Georgia-South Ossetia:
Russia first started stringing barbed wire across Georgian territory in 2013 in order to delineate the puppet protectorate of South Ossetia.

5.
Saudi Arabia-Iraq/Yemen:
Saudi Arabia has fenced off the whole of its northern border with Iraq, with the aim of keeping out smugglers as well as better-armed undesirables. Riyadh is also constructing its southern border because it hopes to keep the war in Yemen in Yemen.

6.
Pakistan-Afghanistan:
One of the ways in which Pakistan is trying to make the Durand Line slightly less porous is by creating a ditch that measures about 2,400km in length.

7.
Kenya-Somalia:
Kenya, wearied of the predations of Jihadi groups who are operating from inside the territories of its unruly northern neighbour, announced plans to build a wall in 2015.

8.
Botswana-Zimbabwe:
Botswana began building a 500km fence in 2003 in order to keep foot-and-mouth disease out of the country.

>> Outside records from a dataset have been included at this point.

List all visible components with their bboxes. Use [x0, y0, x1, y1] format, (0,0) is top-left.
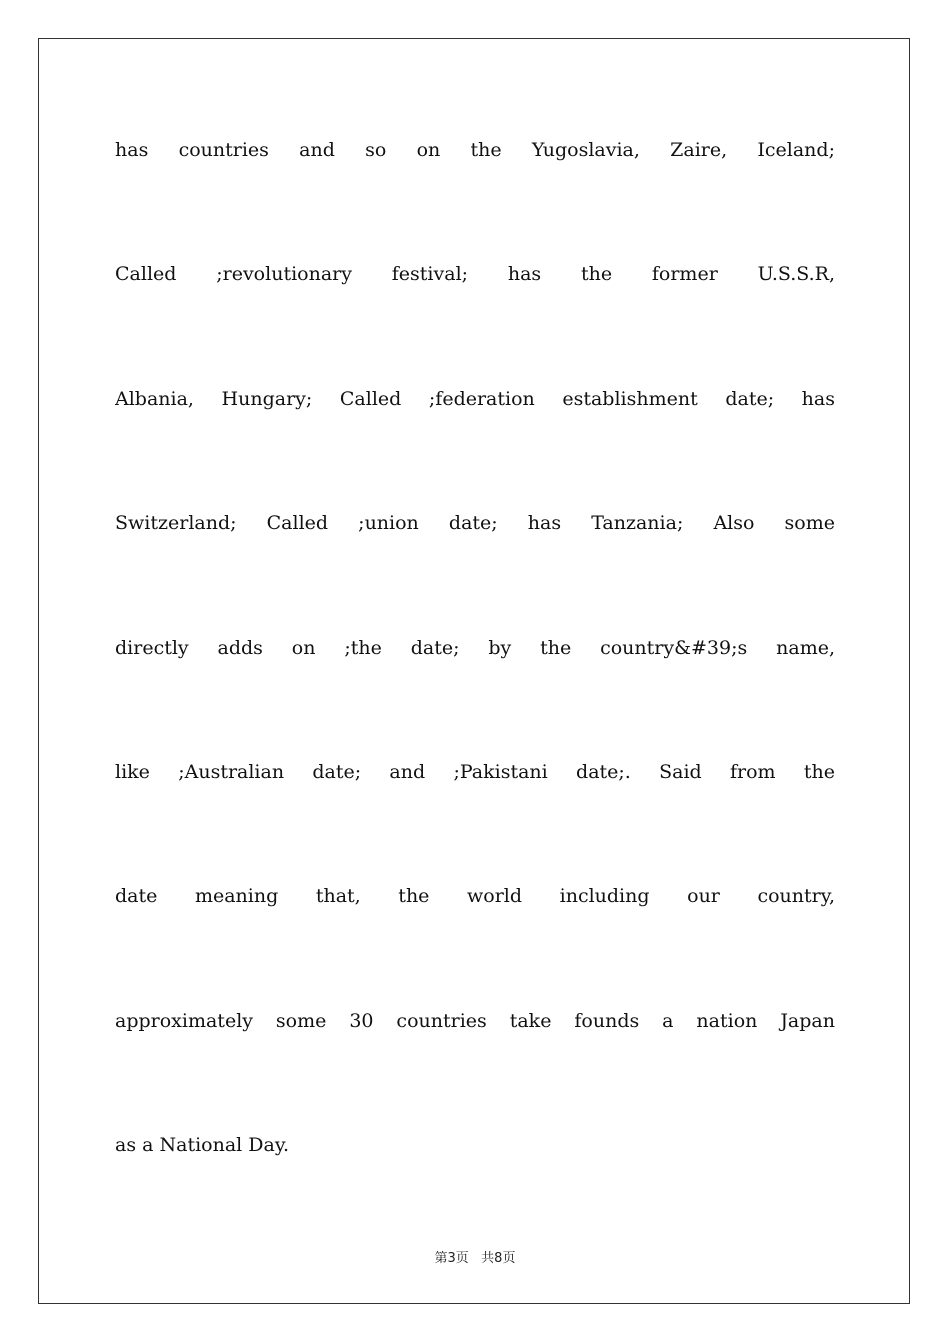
text-line-8: approximately some 30 countries take founds a nation Japan: [115, 1009, 835, 1032]
text-line-2: Called ;revolutionary festival; has the former U.S.S.R,: [115, 263, 835, 286]
text-line-1: has countries and so on the Yugoslavia, Zaire, Iceland;: [115, 139, 835, 161]
page-number-footer: 第3页 共8页: [434, 1251, 516, 1266]
text-line-7: date meaning that, the world including our country,: [115, 885, 835, 908]
text-line-4: Switzerland; Called ;union date; has Tanzania; Also some: [115, 512, 835, 535]
text-line-5: directly adds on ;the date; by the country&#39;s name,: [115, 636, 835, 659]
document-body: [115, 124, 835, 1244]
text-line-6: like ;Australian date; and ;Pakistani date;. Said from the: [115, 760, 835, 783]
text-line-9: as a National Day.: [115, 1134, 290, 1157]
text-line-3: Albania, Hungary; Called ;federation establishment date; has: [115, 387, 835, 410]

Zimbabweans still think it’s to keep out Zimbabweans.

9.
India-Bangladesh:
When complete this 4,000km fence will be one of the world’s longest border fortifications. It’s already one of the most dangerous: more than 1,000 people have died alongside it in the last decade.

10.
Tunisia-Libya:
A border wall was built here as a response to June’s massacre of beach-goers at Sousse. It is intended to keep Isis out and encourage tourists to come back.